A few minutes ago, one of our smoke detectors activated. A nearby compact fluorescent light bulb was flickering and pouring out white smoke. Wow those things smell bad and get really hot when they die.
Is this a normal failure? It seems kind of dangerous.
1. If the bulb was base up, this can happen on cheaper styles as they don't use high temp components. This can also happen if the lamp is in a high-vibration area.
2. If it was a non-dimmable CFL on a motion detector or dimmer circuit, this can happen - and it can overheat your dimmer or motion detector as well.
3. CFL's - like ALL fluorescent lamps - including the tube ones in your shop or kitchen - have tiny amounts of mercury. As far as phosphorus, any CRT (tube) monitor for a television or computer has MUCH more phosphorus (as well as lead, cadmium and a bunch of other nasties).
4. 80% of the lamps in my home are CFL's - I hate them, my wife hates them, but we have seen the effects on the electric bill and we use them in almost every room of the house.
5. I now use LED lights in my office, I like these much better than CFL's, but I need 5x more lamps to get to the same lighting levels I had with CFL's, so I have a fairly heavy investment there.
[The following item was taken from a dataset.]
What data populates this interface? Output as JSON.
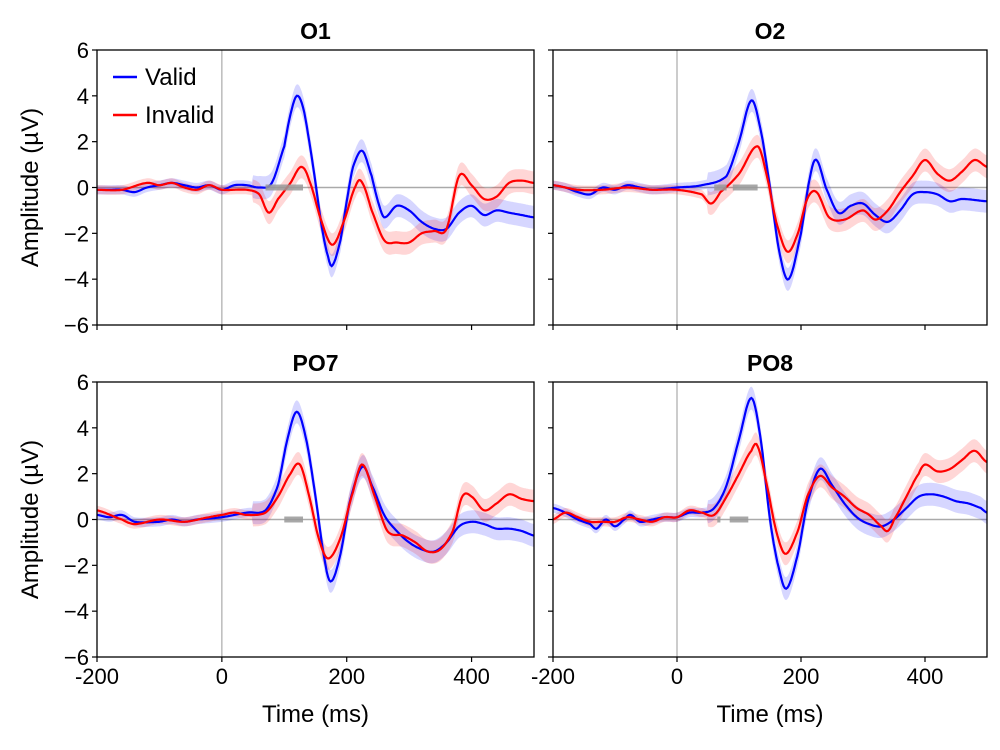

They are cool to the touch, they dim (in a slightly odd way) they burn at any angle with no problems and they use so much less electric that it's incredible. My office went from 3 60w incandescents (180 watts) to 3 12 Watt CFL's (36 watts) to 15 3W LED's (45W). I am gradually replacing outdoor lighting with LED's, and my son just likes the cool blue version of LED and that's all he uses in his room.